• the car, like a villa by the sea, is only desirable and useful insofar as the masses don’t have one.

    I stopped reading there. This flawed axiom will not have a good argument built upon it.

    Reducing the dependencies on cars is a great goal to strive towards, but articles like this don’t feel helpful to that end.

    • I got a little further and have to agree. The author views things through a very narrow scope and in places appears to willingly ignore the idea that some people might own a car just because it’s a good tool to move them and their things from A to B.

      The other examples aren’t much better - there are places and situations where a car is a bad means of transportation, so cars are bad. That ‘logic’ is reminiscent of the current badmouthing of electric cars: they have to be charged more often and it takes longer, so they’re clearly inferior to petrol or diesel cars. That line of reasoning is obviously and deeply flawed.

      How car-centric (or not) a society should be is certainly debatable, but you generally don’t make a strong point by simply ignoring all the obvious facts that might contradict your personal opinion.

      • I do believe that cities should be better designed in order to be walkable and have reliable and accessible public transit that connects the world. Likewise north america car dependency and urban planning is a blight. Sunbelt cities which grew up around car planning are awful to navigate compared to the older boned cities where you can just fly/bus/train/drive into and then hoof it on foot.

        That said I think I got about as far as you did in the article and it was hard to keep reading because it’s based on such extreme fallacies and then continues to double and triple down on them. This kind of rhetoric either lacks self awareness or is designed just to preach to the choir of your own side. I cant imagine anyone reading this and having their mind changed.

  • I don’t know where this author got the idea that I see my car as a status symbol. It’s first-and-foremost a tool.

    I can run errands far more quickly. I can travel to places that don’t have public transit links. I can take jobs outside of major cities. I can actually leave the city to experience nature.

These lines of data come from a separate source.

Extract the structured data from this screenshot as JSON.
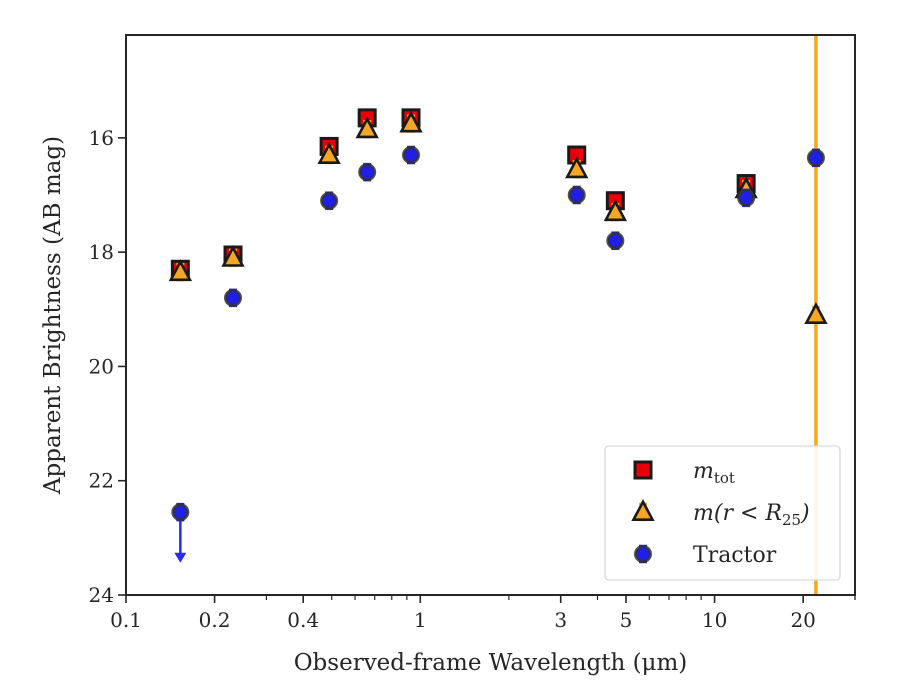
{
  "chart_data": {
    "type": "scatter",
    "title": "",
    "xlabel": "Observed-frame Wavelength (μm)",
    "ylabel": "Apparent Brightness (AB mag)",
    "xscale": "log",
    "xlim": [
      0.1,
      30
    ],
    "ylim": [
      24,
      14.2
    ],
    "y_inverted": true,
    "xticks": [
      {
        "value": 0.1,
        "label": "0.1"
      },
      {
        "value": 0.2,
        "label": "0.2"
      },
      {
        "value": 0.4,
        "label": "0.4"
      },
      {
        "value": 1,
        "label": "1"
      },
      {
        "value": 3,
        "label": "3"
      },
      {
        "value": 5,
        "label": "5"
      },
      {
        "value": 10,
        "label": "10"
      },
      {
        "value": 20,
        "label": "20"
      }
    ],
    "yticks": [
      {
        "value": 16,
        "label": "16"
      },
      {
        "value": 18,
        "label": "18"
      },
      {
        "value": 20,
        "label": "20"
      },
      {
        "value": 22,
        "label": "22"
      },
      {
        "value": 24,
        "label": "24"
      }
    ],
    "grid": false,
    "legend_position": "bottom-right",
    "vertical_line": {
      "x": 22.1,
      "color": "#f5a623"
    },
    "series": [
      {
        "name": "m_tot",
        "legend_main": "m",
        "legend_sub": "tot",
        "marker": "square",
        "color": "#e8000b",
        "edge_color": "#1a1a1a",
        "errorbar_color": "#e8000b",
        "x": [
          0.153,
          0.231,
          0.49,
          0.66,
          0.93,
          3.4,
          4.6,
          12.8
        ],
        "y": [
          18.3,
          18.05,
          16.15,
          15.65,
          15.65,
          16.3,
          17.1,
          16.8
        ]
      },
      {
        "name": "m(r < R_25)",
        "legend_main": "m(r < R",
        "legend_sub": "25",
        "legend_tail": ")",
        "marker": "triangle",
        "color": "#f5a623",
        "edge_color": "#1a1a1a",
        "errorbar_color": "#f5a623",
        "x": [
          0.153,
          0.231,
          0.49,
          0.66,
          0.93,
          3.4,
          4.6,
          12.8,
          22.1
        ],
        "y": [
          18.35,
          18.1,
          16.3,
          15.85,
          15.75,
          16.55,
          17.3,
          16.9,
          19.1
        ]
      },
      {
        "name": "Tractor",
        "legend_main": "Tractor",
        "marker": "circle",
        "color": "#1f1fe8",
        "edge_color": "#333333",
        "errorbar_color": "#1f1fe8",
        "x": [
          0.153,
          0.231,
          0.49,
          0.66,
          0.93,
          3.4,
          4.6,
          12.8,
          22.1
        ],
        "y": [
          22.55,
          18.8,
          17.1,
          16.6,
          16.3,
          17.0,
          17.8,
          17.05,
          16.35
        ],
        "upper_limit_index": 0,
        "upper_limit_arrow_to": 23.4
      }
    ]
  }
}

    I’ve lived in SF for 11 years before I bought my car, and it SUCKED. Want to go to some cool state park? Make a friend who owns a car, cause a bus ain’t going there. It was terrifying thinking that if I lost my job I basically had nowhere to go and no means to get there. I’ve lived in places with much better public transit like Paris and Nagoya, and I wouldn’t want a car if I was living there, but even in France and Japan there are many places you need a car to get to.